Today marks the third consecutive day in the red for mining heavyweight BHP Billiton Limited (ASX: BHP). Its shares have declined by a total of 4.7% since Tuesday. Since peaking at $39.74 just 5 cents shy of its 52-week high the shares have retreated to just $37.89, and could be headed even lower.
In comparison, Rio Tinto Limited (ASX: RIO) is down just 1.8% and the S&P/ASX 200 Index (INDEXASX: XJO) is up 0.5% in the same time.
Here are the three primary reasons why BHP Billiton's shares are out of the market's favour this week.
- Earnings miss. Who would have thought that an underlying earnings figure of US$13.4 billion wouldn't be enough to please investors? As it turns out, the market had been hoping for a little more – according to Bloomberg, consensus estimates were at US$13.58 billion.
- Demerger. It's important to note that the majority of the market had been hoping for a demerger, having pushed the shares up around 3% in anticipation leading up to the announcement. The trouble is, while BHP Billiton's Australian and British shareholders will receive shares in the new company ('NewCo'), the company will only be listed on the Australian and South African exchanges. This means that many UK shareholders unable to hold international equities will be forced to sell their shares in NewCo.

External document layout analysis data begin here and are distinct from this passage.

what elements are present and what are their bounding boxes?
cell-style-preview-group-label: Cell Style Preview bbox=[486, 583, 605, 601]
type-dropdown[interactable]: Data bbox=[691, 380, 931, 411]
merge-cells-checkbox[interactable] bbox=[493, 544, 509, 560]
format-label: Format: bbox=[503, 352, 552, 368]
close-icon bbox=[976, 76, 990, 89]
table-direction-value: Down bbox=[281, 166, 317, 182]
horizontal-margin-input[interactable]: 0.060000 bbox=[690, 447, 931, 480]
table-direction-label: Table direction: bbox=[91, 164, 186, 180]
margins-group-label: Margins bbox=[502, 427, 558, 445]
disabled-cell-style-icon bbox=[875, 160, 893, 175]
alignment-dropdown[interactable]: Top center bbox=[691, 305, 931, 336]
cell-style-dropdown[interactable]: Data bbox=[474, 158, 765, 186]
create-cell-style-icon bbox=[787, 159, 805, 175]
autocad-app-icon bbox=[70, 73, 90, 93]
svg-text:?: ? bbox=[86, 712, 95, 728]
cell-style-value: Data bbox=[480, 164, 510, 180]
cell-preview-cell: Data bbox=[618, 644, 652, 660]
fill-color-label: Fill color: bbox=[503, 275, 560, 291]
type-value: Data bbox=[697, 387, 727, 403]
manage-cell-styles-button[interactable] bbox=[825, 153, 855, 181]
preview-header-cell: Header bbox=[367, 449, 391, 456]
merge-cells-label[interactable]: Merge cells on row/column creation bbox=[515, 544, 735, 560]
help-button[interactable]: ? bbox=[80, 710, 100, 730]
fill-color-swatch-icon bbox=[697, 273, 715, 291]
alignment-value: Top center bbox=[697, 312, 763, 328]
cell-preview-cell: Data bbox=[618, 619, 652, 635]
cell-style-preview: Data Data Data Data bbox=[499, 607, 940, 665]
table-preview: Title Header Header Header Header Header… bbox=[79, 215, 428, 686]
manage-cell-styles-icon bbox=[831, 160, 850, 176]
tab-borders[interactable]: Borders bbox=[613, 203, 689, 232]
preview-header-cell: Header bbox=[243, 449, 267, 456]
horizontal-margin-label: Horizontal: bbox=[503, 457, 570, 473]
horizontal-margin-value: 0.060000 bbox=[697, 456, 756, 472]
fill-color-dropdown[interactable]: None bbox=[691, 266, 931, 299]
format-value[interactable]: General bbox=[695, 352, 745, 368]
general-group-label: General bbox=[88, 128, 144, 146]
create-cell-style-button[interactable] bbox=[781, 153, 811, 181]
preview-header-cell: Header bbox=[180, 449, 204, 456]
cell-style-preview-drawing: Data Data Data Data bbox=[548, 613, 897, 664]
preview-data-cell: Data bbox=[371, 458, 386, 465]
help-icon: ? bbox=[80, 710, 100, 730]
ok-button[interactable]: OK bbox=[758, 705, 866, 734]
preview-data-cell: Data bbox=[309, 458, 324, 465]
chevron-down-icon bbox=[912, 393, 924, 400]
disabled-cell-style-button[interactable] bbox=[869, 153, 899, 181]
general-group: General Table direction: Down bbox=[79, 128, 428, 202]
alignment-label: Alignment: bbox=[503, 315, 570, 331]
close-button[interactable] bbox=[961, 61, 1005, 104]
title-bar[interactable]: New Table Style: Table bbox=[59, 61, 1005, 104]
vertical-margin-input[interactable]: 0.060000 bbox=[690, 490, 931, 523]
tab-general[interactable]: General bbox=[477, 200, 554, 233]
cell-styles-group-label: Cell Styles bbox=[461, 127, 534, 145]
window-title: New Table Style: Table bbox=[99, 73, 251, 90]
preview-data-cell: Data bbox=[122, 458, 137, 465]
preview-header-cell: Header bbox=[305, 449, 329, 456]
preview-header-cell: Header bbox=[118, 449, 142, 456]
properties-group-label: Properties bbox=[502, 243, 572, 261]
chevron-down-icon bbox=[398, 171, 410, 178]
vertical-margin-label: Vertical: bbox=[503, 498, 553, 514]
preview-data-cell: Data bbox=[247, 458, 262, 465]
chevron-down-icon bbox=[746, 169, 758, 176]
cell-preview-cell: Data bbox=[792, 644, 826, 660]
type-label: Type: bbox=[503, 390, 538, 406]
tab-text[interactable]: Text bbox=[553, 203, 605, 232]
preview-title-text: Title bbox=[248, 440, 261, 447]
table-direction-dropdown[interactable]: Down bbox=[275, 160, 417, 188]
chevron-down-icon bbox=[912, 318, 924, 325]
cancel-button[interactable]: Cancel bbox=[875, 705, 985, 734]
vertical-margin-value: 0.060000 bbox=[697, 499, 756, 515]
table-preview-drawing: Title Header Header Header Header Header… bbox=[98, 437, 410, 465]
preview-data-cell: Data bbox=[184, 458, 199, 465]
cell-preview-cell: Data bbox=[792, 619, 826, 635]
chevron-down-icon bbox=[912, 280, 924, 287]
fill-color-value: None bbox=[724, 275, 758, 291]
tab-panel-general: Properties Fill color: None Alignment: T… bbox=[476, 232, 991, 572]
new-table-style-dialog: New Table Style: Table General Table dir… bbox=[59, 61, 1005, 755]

- Share buyback. This, in my opinion, is the main reason behind the stock sell-off. It was widely expected BHP would return additional capital to shareholders in the form of a share buyback – possibly to the sum of $3 billion. Unfortunately, such a program was not announced while its final dividend was only increased by 5% to US62 cents per share.
A better bet than BHP Billiton
Following years of underperformance, it would have been nice to have seen shareholders rewarded for their patience. Perhaps that's something that can be revisited when the company's net debt falls below the targeted US$25 billion mark, which could be early next year.